Ultimately the PR person’s job is to drive awareness and consideration about whatever company, product, or brand they represent and they need to do it in a highly ethical and strategic way.
Some bloggers have found success working with PR agencies as a “brand ambassador.” What is then the difference between PR coverage and brand ambassadorship?
Typically, my interpretation of a brand ambassador, or spokesperson, is that the ambassador speaks to the media. Your job as a spokesperson is to get the person you are talking to excited about the brand you represent. And then that person, they can be a blogger, journalist or even a consumer, gets interested and spreads the message. Spokespeople are often experts in a field or influential in a specific space. The spokesperson carries the company’s message and keeps people talking to them.
This is where media training comes in, right?
Being a good spokesperson is an art, just like being a great public speaker or storyteller. There are a lot of media dos and don’ts and the art is in honing your message and finding those high impact sound bytes that will get picked up and get the company’s name included in an article or story. Media training is rigorous and ongoing. It’s a critical part of preparing a spokesperson to go out and represent a brand.
If a blogger gets pitched and they are more interesting in a paying opportunity, what do you recommend?

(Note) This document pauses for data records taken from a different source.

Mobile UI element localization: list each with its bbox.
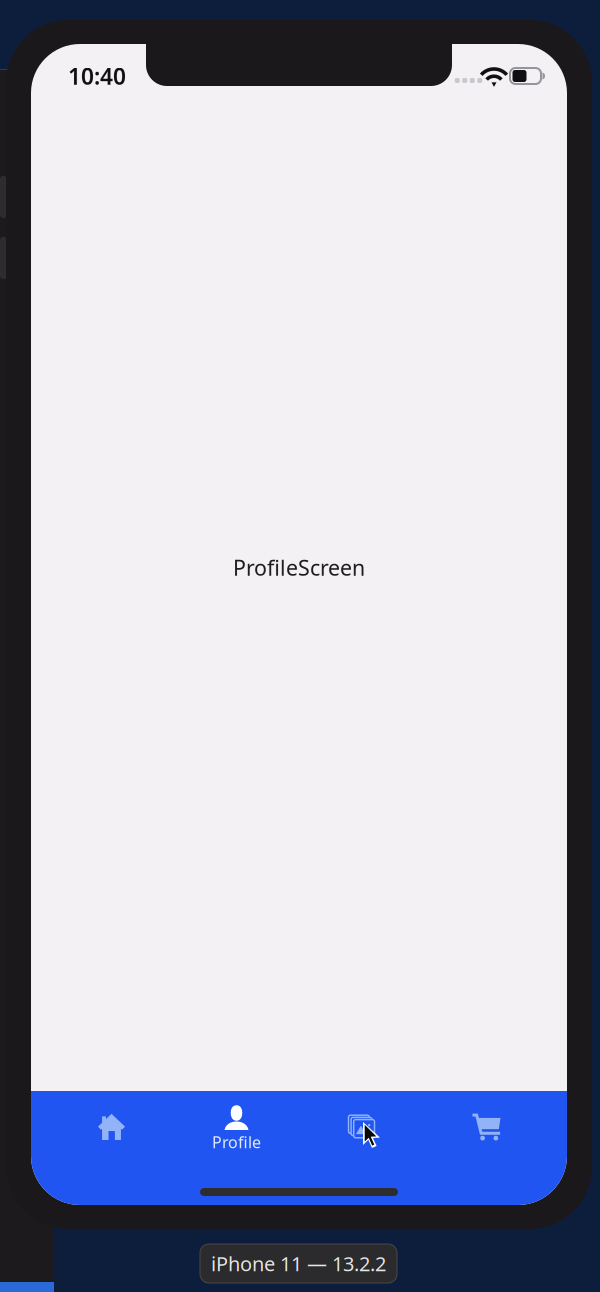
button[interactable]: Cart	[424, 1091, 549, 1162]
button[interactable]: Profile	[174, 1091, 299, 1162]
staticText: iPhone 11 — 13.2.2	[211, 1250, 386, 1277]
button[interactable]: Home	[49, 1091, 174, 1162]
staticText: ProfileScreen	[233, 553, 365, 582]
staticText: Profile	[212, 1131, 261, 1153]
staticText: 10:40	[68, 61, 126, 91]
button[interactable]: Gallery	[299, 1091, 424, 1162]
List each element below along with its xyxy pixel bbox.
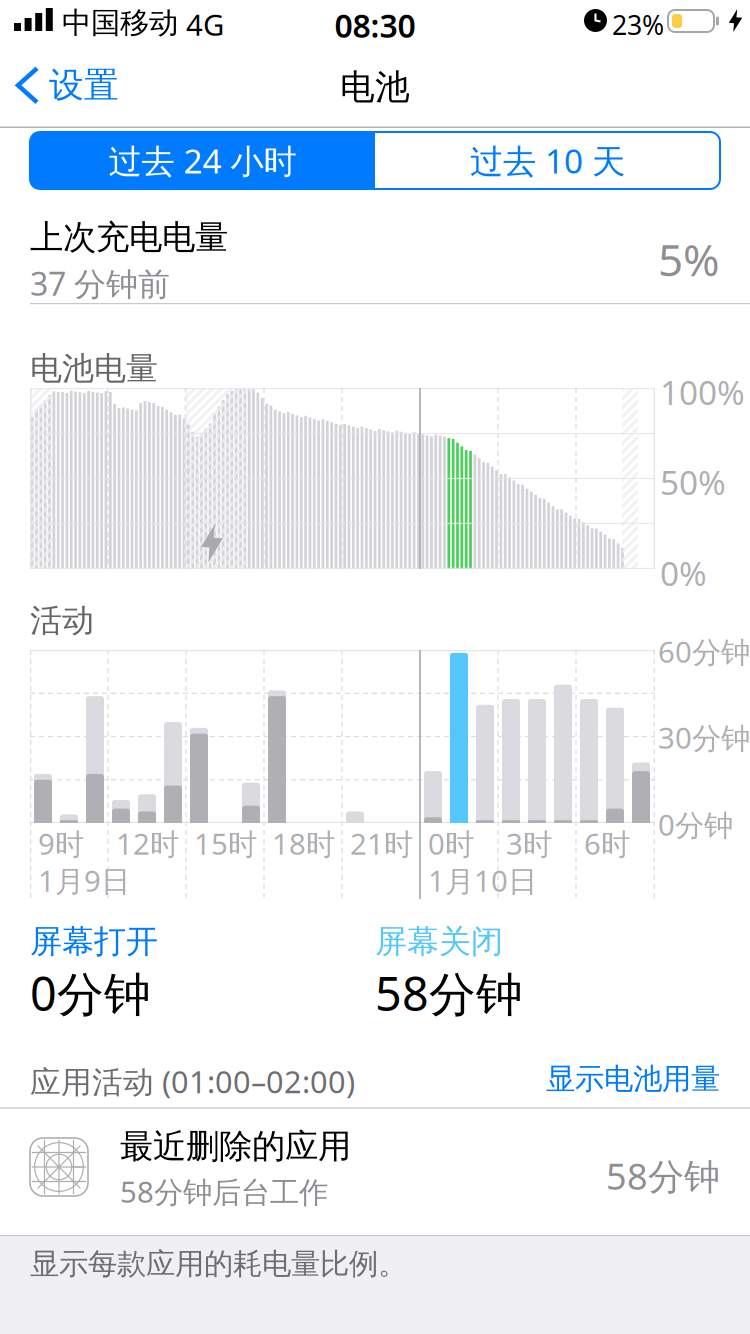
staticText: 3时 bbox=[506, 824, 552, 863]
button[interactable]: 过去 24 小时 bbox=[30, 132, 375, 189]
staticText: 58分钟后台工作 bbox=[120, 1172, 328, 1211]
staticText: 电池 bbox=[340, 66, 410, 109]
staticText: 18时 bbox=[272, 824, 335, 863]
staticText: 电池电量 bbox=[30, 349, 158, 388]
staticText: 过去 24 小时 bbox=[108, 138, 296, 183]
staticText: 显示电池用量 bbox=[546, 1061, 720, 1097]
staticText: 4G bbox=[186, 5, 224, 44]
button[interactable]: 设置 bbox=[18, 64, 119, 107]
staticText: 活动 bbox=[30, 601, 94, 640]
staticText: 0% bbox=[660, 551, 707, 595]
staticText: 0时 bbox=[428, 824, 474, 863]
button[interactable]: 最近删除的应用 bbox=[0, 1108, 750, 1235]
staticText: 最近删除的应用 bbox=[120, 1126, 351, 1167]
staticText: 0分钟 bbox=[658, 805, 733, 844]
staticText: 中国移动 bbox=[62, 5, 178, 41]
staticText: 37 分钟前 bbox=[30, 262, 170, 304]
button[interactable]: 过去 10 天 bbox=[375, 132, 720, 189]
staticText: 21时 bbox=[350, 824, 413, 863]
staticText: 58分钟 bbox=[606, 1152, 720, 1200]
staticText: 屏幕打开 bbox=[30, 922, 158, 961]
staticText: 9时 bbox=[38, 824, 84, 863]
staticText: 显示每款应用的耗电量比例。 bbox=[30, 1246, 407, 1282]
staticText: 5% bbox=[658, 230, 720, 288]
staticText: 设置 bbox=[49, 64, 119, 107]
staticText: 0分钟 bbox=[30, 962, 151, 1024]
staticText: 6时 bbox=[584, 824, 630, 863]
button[interactable]: 显示电池用量 bbox=[546, 1061, 720, 1097]
staticText: 100% bbox=[660, 370, 745, 414]
staticText: 60分钟 bbox=[658, 632, 750, 671]
staticText: 12时 bbox=[116, 824, 179, 863]
staticText: 上次充电电量 bbox=[30, 217, 228, 258]
staticText: 屏幕关闭 bbox=[375, 922, 503, 961]
staticText: 50% bbox=[660, 460, 726, 504]
staticText: 15时 bbox=[194, 824, 257, 863]
staticText: 应用活动 (01:00–02:00) bbox=[30, 1061, 355, 1102]
staticText: 过去 10 天 bbox=[470, 138, 625, 183]
staticText: 58分钟 bbox=[375, 962, 523, 1024]
staticText: 1月9日 bbox=[38, 861, 130, 900]
staticText: 1月10日 bbox=[428, 861, 537, 900]
staticText: 30分钟 bbox=[658, 718, 750, 757]
staticText: 08:30 bbox=[334, 4, 416, 46]
staticText: 23% bbox=[612, 7, 664, 42]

There is certainly an opportunity for bloggers to contribute and get paid. Perhaps they can get paid to write a story for the company blog. Often, the relationships between PR and bloggers can also lead to advertising opportunities as another potential source of revenue.
Before we go, I have to ask you about the so-called “blacklists” PR agencies are rumored to keep. This is something we love to speculate over. Is there such a thing? And if so, what would get a blogger blacklisted?

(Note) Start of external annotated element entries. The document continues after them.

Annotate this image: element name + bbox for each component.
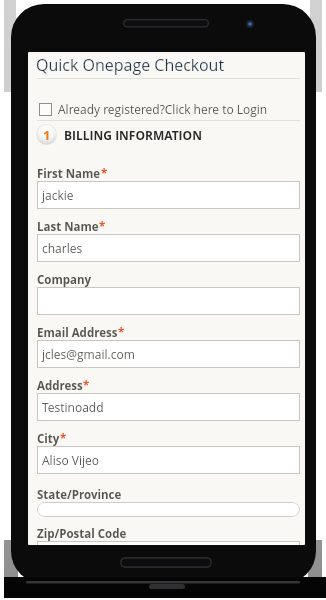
staticText: Company <box>37 272 92 288</box>
button[interactable] <box>37 541 300 545</box>
staticText: Address <box>37 378 83 394</box>
staticText: Already registered?Click here to Login <box>58 101 268 117</box>
button[interactable]: Aliso Vijeo <box>37 446 300 474</box>
button[interactable]: jcles@gmail.com <box>37 340 300 368</box>
button[interactable] <box>37 287 300 315</box>
staticText: BILLING INFORMATION <box>64 127 202 143</box>
staticText: First Name <box>37 166 101 182</box>
staticText: * <box>101 166 108 182</box>
button[interactable]: charles <box>37 234 300 262</box>
staticText: charles <box>42 240 83 256</box>
staticText: jcles@gmail.com <box>42 346 135 362</box>
staticText: Testinoadd <box>42 399 104 415</box>
staticText: * <box>99 219 106 235</box>
staticText: Aliso Vijeo <box>42 452 99 468</box>
staticText: Email Address <box>37 325 118 341</box>
staticText: jackie <box>42 187 74 203</box>
button[interactable]: Already registered?Click here to Login <box>39 101 268 117</box>
staticText: * <box>60 431 67 447</box>
staticText: Last Name <box>37 219 99 235</box>
staticText: Zip/Postal Code <box>37 526 127 542</box>
staticText: State/Province <box>37 487 122 503</box>
staticText: * <box>118 325 125 341</box>
button[interactable]: Testinoadd <box>37 393 300 421</box>
staticText: * <box>83 378 90 394</box>
button[interactable]: jackie <box>37 181 300 209</box>
button[interactable] <box>37 502 300 517</box>
staticText: City <box>37 431 60 447</box>
staticText: 1 <box>43 126 51 144</box>
staticText: Quick Onepage Checkout <box>36 54 225 76</box>
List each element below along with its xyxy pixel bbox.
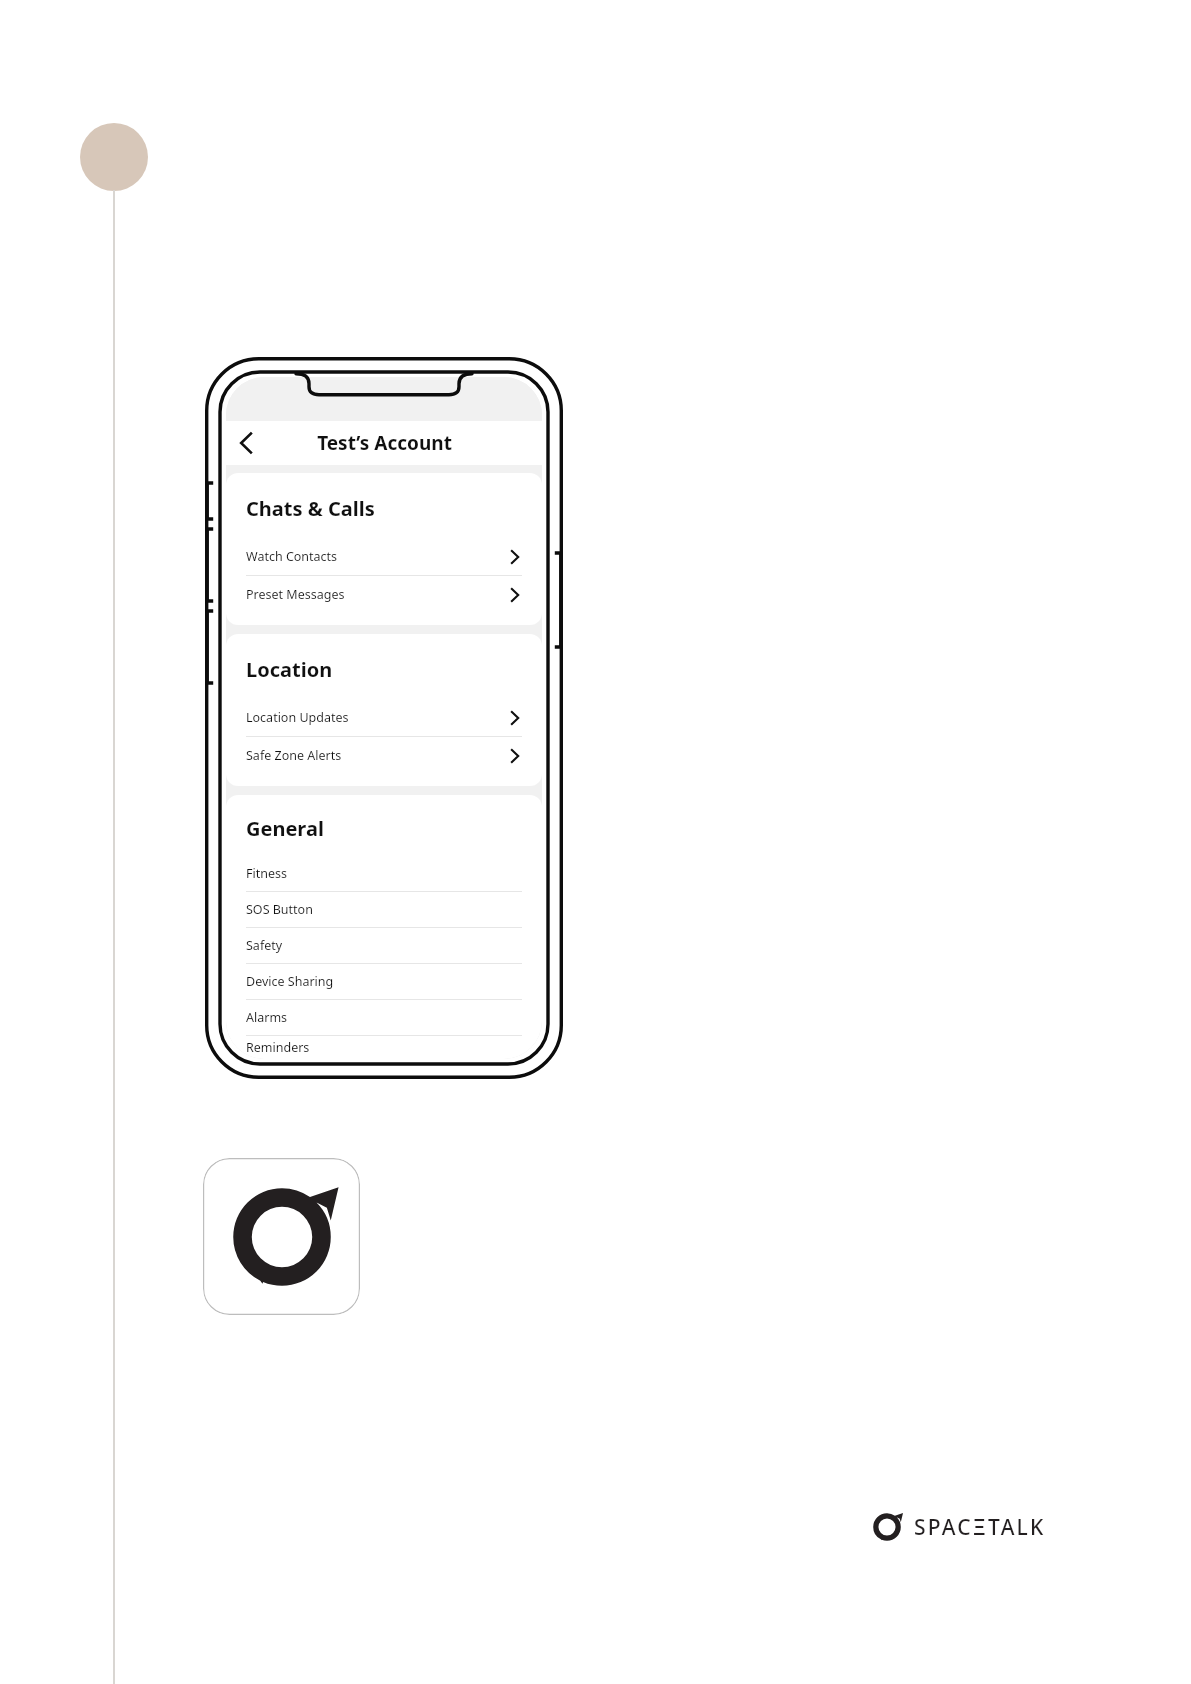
staticText: Fitness <box>246 865 522 882</box>
button[interactable]: Spacetalk app icon <box>203 1158 360 1315</box>
button[interactable]: Device Sharing <box>246 964 522 999</box>
staticText: Watch Contacts <box>246 548 506 565</box>
button[interactable]: Location Updates <box>246 699 522 736</box>
staticText: Reminders <box>246 1039 522 1056</box>
staticText: Test’s Account <box>317 430 452 456</box>
staticText: General <box>246 815 324 842</box>
staticText: Safe Zone Alerts <box>246 747 506 764</box>
button[interactable]: Back <box>230 426 264 460</box>
button[interactable]: Spacetalk <box>872 1512 1046 1542</box>
button[interactable]: Fitness <box>246 856 522 891</box>
staticText: SOS Button <box>246 901 522 918</box>
button[interactable]: Alarms <box>246 1000 522 1035</box>
staticText: Device Sharing <box>246 973 522 990</box>
button[interactable]: Safety <box>246 928 522 963</box>
button[interactable]: Preset Messages <box>246 576 522 613</box>
staticText: Preset Messages <box>246 586 506 603</box>
staticText: SPACΞTALK <box>914 1513 1046 1542</box>
staticText: Safety <box>246 937 522 954</box>
button[interactable]: Reminders <box>246 1036 522 1059</box>
staticText: Chats & Calls <box>246 495 375 522</box>
button[interactable]: SOS Button <box>246 892 522 927</box>
button[interactable]: Watch Contacts <box>246 538 522 575</box>
button[interactable]: Safe Zone Alerts <box>246 737 522 774</box>
staticText: Location Updates <box>246 709 506 726</box>
staticText: Location <box>246 656 333 683</box>
staticText: Alarms <box>246 1009 522 1026</box>
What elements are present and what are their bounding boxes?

I think there is an unwritten expectation of trust between PR people, journalists, and bloggers. Many times a PR person will release information under an embargo, as in – “I’m giving you this information in advance but you cannot post your story until the specific date I give you.” More and more media outlets simply won’t take any information under embargo. I totally get that. But if a blogger took the information and didn’t maintain the embargo and just ran the story, that would make me, as a PR person, less likely to work with them in the future. The blacklisted thing seems pretty severe, in my opinion. I also think a lot of the “blacklisting” is situational. This is a symbiotic relationship. Ideally, the blogger needs the PR person and the PR person needs the blogger. So we are constantly finding ways to work together that’s mutually beneficial.

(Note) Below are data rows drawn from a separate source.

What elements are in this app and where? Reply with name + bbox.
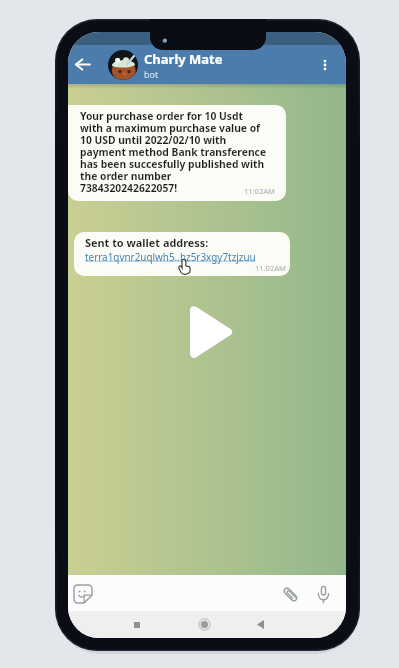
button[interactable]: Record voice message bbox=[312, 583, 335, 606]
staticText: 11.02AM bbox=[255, 263, 286, 273]
button[interactable]: Sent to wallet address: bbox=[74, 232, 290, 276]
button[interactable]: Stickers bbox=[71, 582, 94, 605]
staticText: 11:02AM bbox=[244, 186, 275, 196]
staticText: bot bbox=[144, 68, 159, 80]
button[interactable]: Your purchase order for 10 Usdt with a m… bbox=[68, 105, 286, 201]
staticText: terra1qvnr2uqlwh5..hz5r3xgy7tzjzuu bbox=[85, 250, 256, 263]
staticText: Your purchase order for 10 Usdt with a m… bbox=[80, 109, 275, 195]
staticText: Sent to wallet address: bbox=[85, 235, 209, 250]
button[interactable]: Recent apps bbox=[126, 614, 147, 635]
button[interactable]: Attach file bbox=[279, 583, 302, 606]
staticText: Charly Mate bbox=[144, 50, 223, 68]
button[interactable]: Back bbox=[250, 614, 271, 635]
button[interactable]: More options bbox=[314, 54, 336, 76]
button[interactable]: Profile picture bbox=[108, 50, 138, 80]
button[interactable]: Home bbox=[194, 614, 215, 635]
button[interactable]: Back bbox=[71, 53, 94, 76]
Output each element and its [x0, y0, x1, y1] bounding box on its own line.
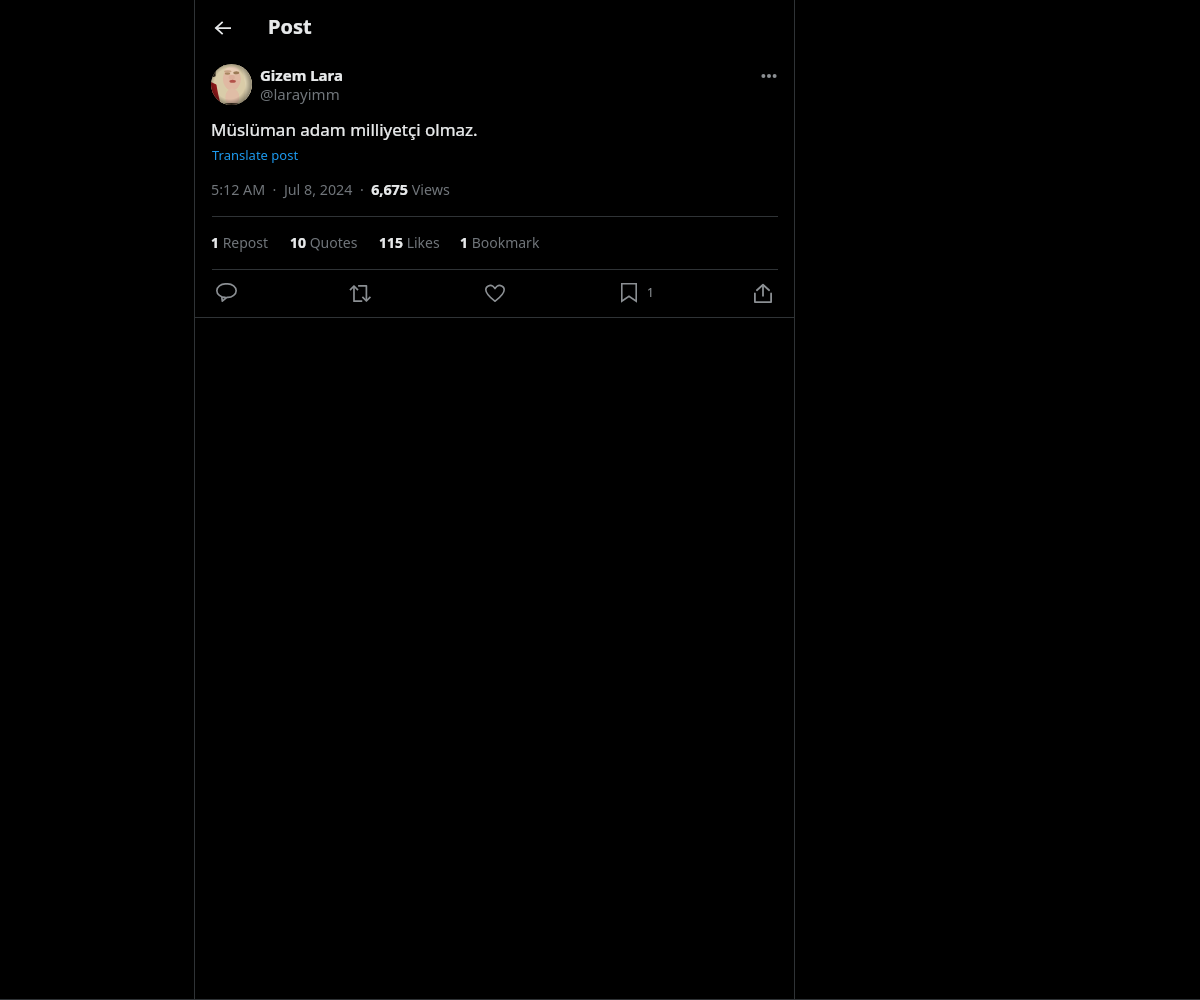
- button[interactable]: Profile picture of Gizem Lara: [211, 64, 252, 105]
- staticText: 5:12 AM · Jul 8, 2024 · 6,675 Views: [211, 180, 450, 199]
- button[interactable]: Translate post: [212, 146, 299, 164]
- button[interactable]: Share: [747, 278, 779, 308]
- staticText: Post: [268, 13, 312, 40]
- button[interactable]: Gizem Lara: [260, 65, 343, 85]
- staticText: Translate post: [212, 146, 299, 164]
- staticText: 1 Bookmark: [460, 233, 540, 252]
- button[interactable]: @larayimm: [260, 84, 340, 104]
- staticText: Gizem Lara: [260, 65, 343, 85]
- button[interactable]: 115 Likes: [379, 233, 440, 252]
- staticText: Müslüman adam milliyetçi olmaz.: [211, 118, 478, 141]
- staticText: 115 Likes: [379, 233, 440, 252]
- button[interactable]: Back: [204, 9, 241, 46]
- button[interactable]: Reply: [210, 277, 242, 307]
- button[interactable]: Repost: [343, 278, 375, 308]
- staticText: @larayimm: [260, 84, 340, 104]
- staticText: 10 Quotes: [290, 233, 358, 252]
- button[interactable]: Post: [268, 13, 312, 40]
- button[interactable]: 1 Repost: [211, 233, 269, 252]
- button[interactable]: More options: [753, 60, 784, 91]
- button[interactable]: Like: [479, 278, 511, 308]
- staticText: 1 Repost: [211, 233, 269, 252]
- button[interactable]: 10 Quotes: [290, 233, 358, 252]
- button[interactable]: 1 Bookmark: [460, 233, 540, 252]
- staticText: 1: [647, 284, 654, 300]
- button[interactable]: Bookmark, 1: [613, 277, 654, 307]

What would benefit the blogger, besides money? The information, the relevance? I think there are a lot of bloggers who feel they don’t need the constant stream of pitches. I hear a lot of bloggers complain about it, actually.
What I’m hoping the blogger I’m pitching to needs is a constant source of relevant news, topics, and story ideas. It’s hard to write and run a blog and keep abreast of everything at the same time. If the relationship is kept up over time, then maybe the blogger gets the opportunity to break news, which drives up their equity in the space.
Hopefully your PR relationships as a blogger are keeping a constant flow of ideas coming in. I’d like to think the relationship goes both ways.
This article has been edited for length and clarity.